Another story of the game was how Marquette hit everything they tossed at the rim for three-quarters of the game (shooting an absurd 60 percent in the first half and keeping that percentage up until mid-second half), even some that were contested well, and the Pirates at times just couldn’t get the ball to fall through the rim. But, of course, such is basketball sometimes. What the Pirates could control, and failed to do, was…
3. Defense and Rebounding
You look at Marquette’s numbers coming in, and between their big three of Markus Howard, Andrew Rowsey and Sam Hauser, their totals and percentages are amazing, almost video-game-like.

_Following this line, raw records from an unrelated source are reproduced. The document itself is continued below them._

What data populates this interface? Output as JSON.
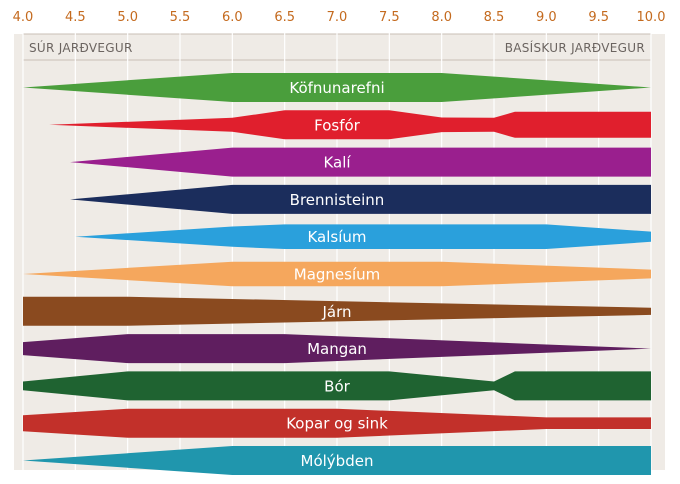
{
  "chart_data": {
    "type": "area",
    "x_ticks": [
      "4.0",
      "4.5",
      "5.0",
      "5.5",
      "6.0",
      "6.5",
      "7.0",
      "7.5",
      "8.0",
      "8.5",
      "9.0",
      "9.5",
      "10.0"
    ],
    "xlim": [
      4.0,
      10.0
    ],
    "grid": true,
    "header": {
      "left": "SÚR JARÐVEGUR",
      "right": "BASÍSKUR JARÐVEGUR"
    },
    "series": [
      {
        "name": "Köfnunarefni",
        "color": "#4a9e3c",
        "profile": [
          [
            4.0,
            0.0
          ],
          [
            6.0,
            1.0
          ],
          [
            8.0,
            1.0
          ],
          [
            10.0,
            0.0
          ]
        ]
      },
      {
        "name": "Fosfór",
        "color": "#e01f2d",
        "profile": [
          [
            4.25,
            0.0
          ],
          [
            6.0,
            0.48
          ],
          [
            6.5,
            1.0
          ],
          [
            7.5,
            1.0
          ],
          [
            8.0,
            0.5
          ],
          [
            8.5,
            0.48
          ],
          [
            8.7,
            0.9
          ],
          [
            10.0,
            0.9
          ]
        ]
      },
      {
        "name": "Kalí",
        "color": "#9a1f8e",
        "profile": [
          [
            4.45,
            0.0
          ],
          [
            6.0,
            1.0
          ],
          [
            10.0,
            1.0
          ]
        ]
      },
      {
        "name": "Brennisteinn",
        "color": "#1b2d5c",
        "profile": [
          [
            4.45,
            0.0
          ],
          [
            6.0,
            1.0
          ],
          [
            10.0,
            1.0
          ]
        ]
      },
      {
        "name": "Kalsíum",
        "color": "#2aa0dc",
        "profile": [
          [
            4.5,
            0.0
          ],
          [
            6.0,
            0.7
          ],
          [
            6.5,
            0.85
          ],
          [
            9.0,
            0.85
          ],
          [
            10.0,
            0.35
          ]
        ]
      },
      {
        "name": "Magnesíum",
        "color": "#f5a75d",
        "profile": [
          [
            4.0,
            0.0
          ],
          [
            6.0,
            0.85
          ],
          [
            8.0,
            0.85
          ],
          [
            10.0,
            0.3
          ]
        ]
      },
      {
        "name": "Járn",
        "color": "#8a4a1f",
        "profile": [
          [
            4.0,
            1.0
          ],
          [
            5.0,
            1.0
          ],
          [
            10.0,
            0.25
          ]
        ]
      },
      {
        "name": "Mangan",
        "color": "#5f1e5f",
        "profile": [
          [
            4.0,
            0.45
          ],
          [
            5.0,
            1.0
          ],
          [
            6.5,
            1.0
          ],
          [
            10.0,
            0.0
          ]
        ]
      },
      {
        "name": "Bór",
        "color": "#1f6331",
        "profile": [
          [
            4.0,
            0.3
          ],
          [
            5.0,
            1.0
          ],
          [
            7.5,
            1.0
          ],
          [
            8.5,
            0.3
          ],
          [
            8.7,
            1.0
          ],
          [
            10.0,
            1.0
          ]
        ]
      },
      {
        "name": "Kopar og sink",
        "color": "#c2302a",
        "profile": [
          [
            4.0,
            0.55
          ],
          [
            5.0,
            1.0
          ],
          [
            7.0,
            1.0
          ],
          [
            9.0,
            0.4
          ],
          [
            10.0,
            0.4
          ]
        ]
      },
      {
        "name": "Mólýbden",
        "color": "#2096ad",
        "profile": [
          [
            4.0,
            0.0
          ],
          [
            6.0,
            1.0
          ],
          [
            10.0,
            1.0
          ]
        ]
      }
    ]
  }
}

And Seton Hall had no answer for them, particularly from behind the three-point line. Howard finished with 32 points and missed just four shots all night long from anywhere (free throw line included). Hauser had 16 points and nailed four threes. Rowsey struggled overall (4-for-15) but was a sharp 3-for-6 from deep as well, ending up with 15 points himself.
“The biggest thing is you can’t let all three of them get going,” Willard said of defending the trio of sharpshooters. “When Hauser goes 4-for-6 (from three) and Howard and Rowsey go 7-for-12, you are going to have a really hard time beating them. I thought we had a good prep day yesterday. I thought we had a pretty good practice yesterday, but we got scrambling because we got beat off dribble penetration a lot.”
For a team that prides itself on defense, another troubling statistic was the Golden Eagles’ 42-32 edge in rebounding, with Hauser finishing with a double-double thanks to 10 boards and Matt Heldt (8) out-rebounding Angel Delgado (7). They scored 10 second-chance points to the Pirates’ five, which is usually where the Hall makes their bones.
Their defensive leader stepped up and spoke up afterwards.
“I’m going to take the blame for that,” senior forward Ish Sanogo said of the struggles tonight. “Being the defensive guy, I’ve got to come out with better energy. These guys, they follow my lead on defense, and I didn’t bring the right intensity. With a good shooting team like Marquette, if you let them get going, it’s hard to stop them, so I’m taking the blame on that one.”
A fellow senior put it more bluntly.
“Our defense sucked today,” Desi Rodriguez, who led the Hall with 21 points, quipped. “It was definitely not our best effort, one through five, whoever was on the floor. We weren’t able to get out (in transition), because we weren’t rebounding, and play our game. That was the downfall of this game today.”
4. “Where Do We Go? Where Do We Go Now?”
To quote Axl Rose, where do the Pirates go from here, seemingly at a crossroads?
For starters, let’s look at the sobering facts: Four of the next five games are road games for the Pirates: at Georgetown (a must-win no matter what now), at Xavier, a home date with DePaul, then at Providence and at St. John’s. And after that? They close the year with two home games, but against Villanova and Butler (a team that’s always given them trouble). It does not get any easier for the Hall the rest of the way.
The only way for the Pirates to be able to rectify a failure to protect their home floor? Get it back on the road.
“We understand where we are,” Willard said. “This was a tough loss, but we have to go on the road now and fight like we did last year. We did a good job last year of scrapping and fighting our way back and now we have to go on the road and do the same thing.”
For such a senior-laden team, I don’t think anyone -- the team included -- thought they would be in this position. Sanogo was asked postgame about two years ago, when the Pirates, also at a similar point in their season, held a players-only meeting led by then-senior guard Derrick Gordon, after which they turned their season around.
Sanogo’s reply? “I don’t think it’s time to hit the panic button just yet.”